どの時間帯でもいいから、「1日30分の背筋運動」は、自分にはどうしても必要である。

足先のしびれはかなり治まったが、手のしびれはまだ治まってはいない。しかしこの症状のおかげで、それまで思いもしなかった「背筋運動」というストレッチを習慣化(まだ2ヶ月半ほどだが)することができた。


背筋運動は難しい動作はなく、器具もいらないし、おもしろみもない。

おもしろみはないが、楽しく繰り返すことができている。

それはなぜなのか。

身体の動きが以前よりスムーズになっていると感じるから。

1日パスすれば健康寿命が1日短くなると感じる。


今日は風呂に早く入り、8時50分頃から9時30分頃までした。背筋運動だけでなく、腕立て伏せ5度×4回=20回と、ジムボールに背中をのせ、へそを上げるようにして、足と頭は畳につける。この姿勢が農作業とは逆で、5分ほどそうしていると、体がリラックスして背中が伸びるように感じる。

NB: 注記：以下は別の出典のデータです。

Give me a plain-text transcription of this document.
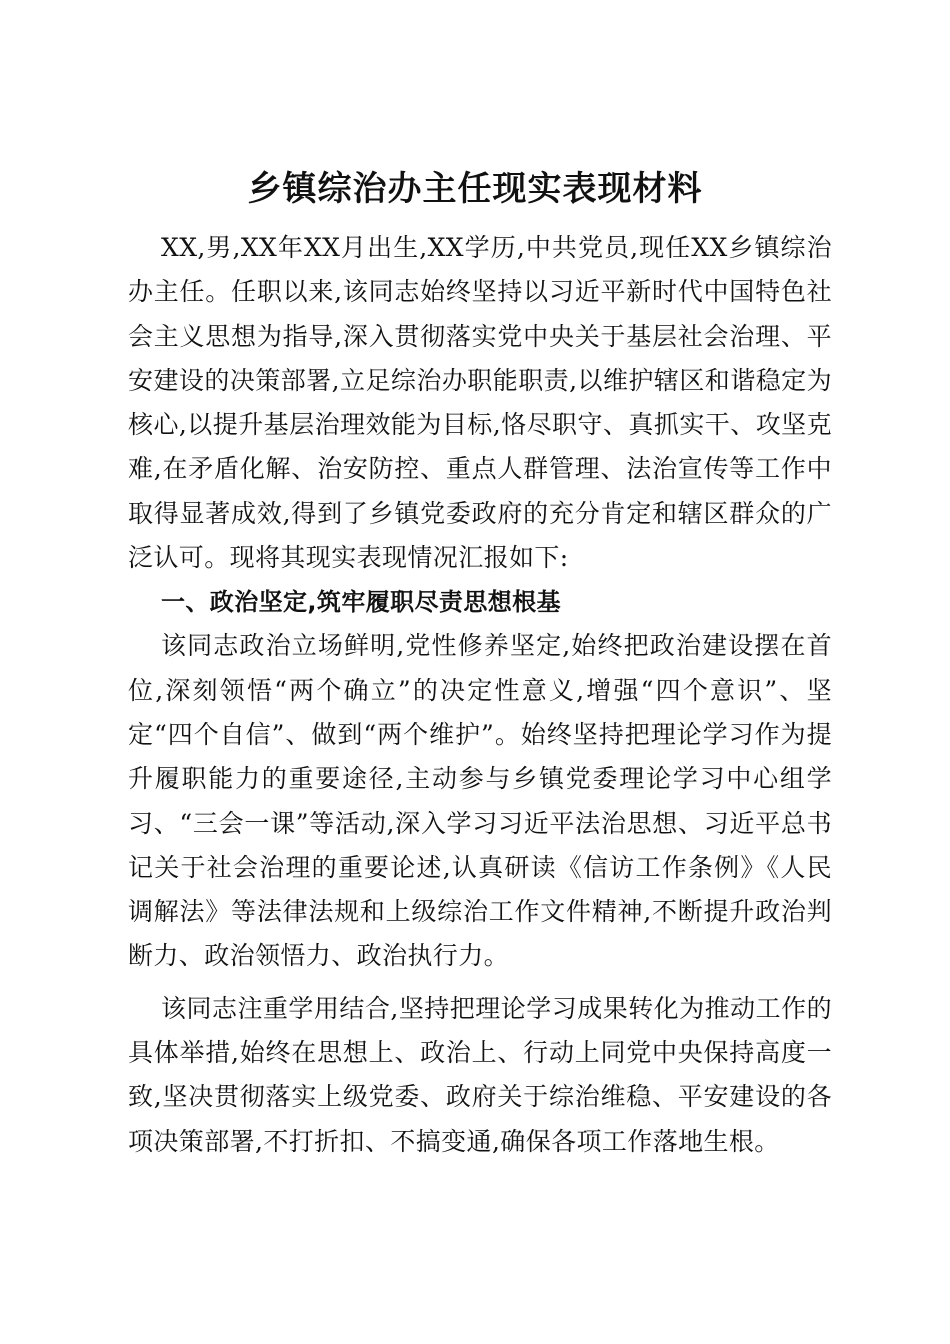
乡镇综治办主任现实表现材料

XX,男,XX年XX月出生,XX学历,中共党员,现任XX乡镇综治办主任。任职以来,该同志始终坚持以习近平新时代中国特色社会主义思想为指导,深入贯彻落实党中央关于基层社会治理、平安建设的决策部署,立足综治办职能职责,以维护辖区和谐稳定为核心,以提升基层治理效能为目标,恪尽职守、真抓实干、攻坚克难,在矛盾化解、治安防控、重点人群管理、法治宣传等工作中取得显著成效,得到了乡镇党委政府的充分肯定和辖区群众的广泛认可。现将其现实表现情况汇报如下:

一、政治坚定,筑牢履职尽责思想根基

该同志政治立场鲜明,党性修养坚定,始终把政治建设摆在首位,深刻领悟“两个确立”的决定性意义,增强“四个意识”、坚定“四个自信”、做到“两个维护”。始终坚持把理论学习作为提升履职能力的重要途径,主动参与乡镇党委理论学习中心组学习、“三会一课”等活动,深入学习习近平法治思想、习近平总书记关于社会治理的重要论述,认真研读《信访工作条例》《人民调解法》等法律法规和上级综治工作文件精神,不断提升政治判断力、政治领悟力、政治执行力。

该同志注重学用结合,坚持把理论学习成果转化为推动工作的具体举措,始终在思想上、政治上、行动上同党中央保持高度一致,坚决贯彻落实上级党委、政府关于综治维稳、平安建设的各项决策部署,不打折扣、不搞变通,确保各项工作落地生根。
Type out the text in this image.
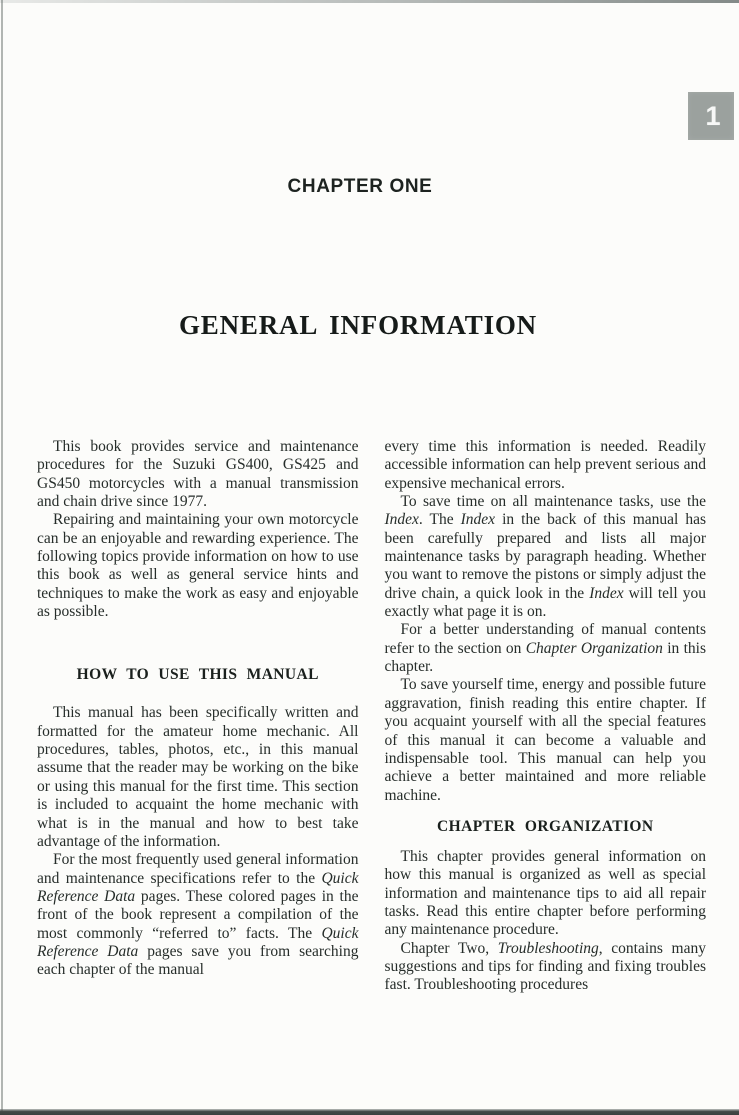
1
CHAPTER ONE
GENERAL INFORMATION
This book provides service and maintenance procedures for the Suzuki GS400, GS425 and GS450 motorcycles with a manual transmission and chain drive since 1977.
Repairing and maintaining your own motorcycle can be an enjoyable and rewarding experience. The following topics provide information on how to use this book as well as general service hints and techniques to make the work as easy and enjoyable as possible.
HOW TO USE THIS MANUAL
This manual has been specifically written and formatted for the amateur home mechanic. All procedures, tables, photos, etc., in this manual assume that the reader may be working on the bike or using this manual for the first time. This section is included to acquaint the home mechanic with what is in the manual and how to best take advantage of the information.
For the most frequently used general information and maintenance specifications refer to the Quick Reference Data pages. These colored pages in the front of the book represent a compilation of the most commonly “referred to” facts. The Quick Reference Data pages save you from searching each chapter of the manual
every time this information is needed. Readily accessible information can help prevent serious and expensive mechanical errors.
To save time on all maintenance tasks, use the Index. The Index in the back of this manual has been carefully prepared and lists all major maintenance tasks by paragraph heading. Whether you want to remove the pistons or simply adjust the drive chain, a quick look in the Index will tell you exactly what page it is on.
For a better understanding of manual contents refer to the section on Chapter Organization in this chapter.
To save yourself time, energy and possible future aggravation, finish reading this entire chapter. If you acquaint yourself with all the special features of this manual it can become a valuable and indispensable tool. This manual can help you achieve a better maintained and more reliable machine.
CHAPTER ORGANIZATION
This chapter provides general information on how this manual is organized as well as special information and maintenance tips to aid all repair tasks. Read this entire chapter before performing any maintenance procedure.
Chapter Two, Troubleshooting, contains many suggestions and tips for finding and fixing troubles fast. Troubleshooting procedures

ジムボール(フィットネスボール)は直径が55センチと65センチの2種類あり、どちらも千円前後でホームセンター等に売っている。ジムボールはもっぱらこの姿勢のためだけに利用している。


夜中に何回も目が覚めたら困るので、昨晩は背筋運動と腕立て伏せは止め、「ジムボールに背中のせ」だけをして寝たら、いつもよりよく眠れた。

強いストレッチは寝る2時間ほど前に終わらせたい。


還暦を過ぎたら、自分に合うストレッチ法を見つけて、1日30分、毎日続ける必要に迫られる。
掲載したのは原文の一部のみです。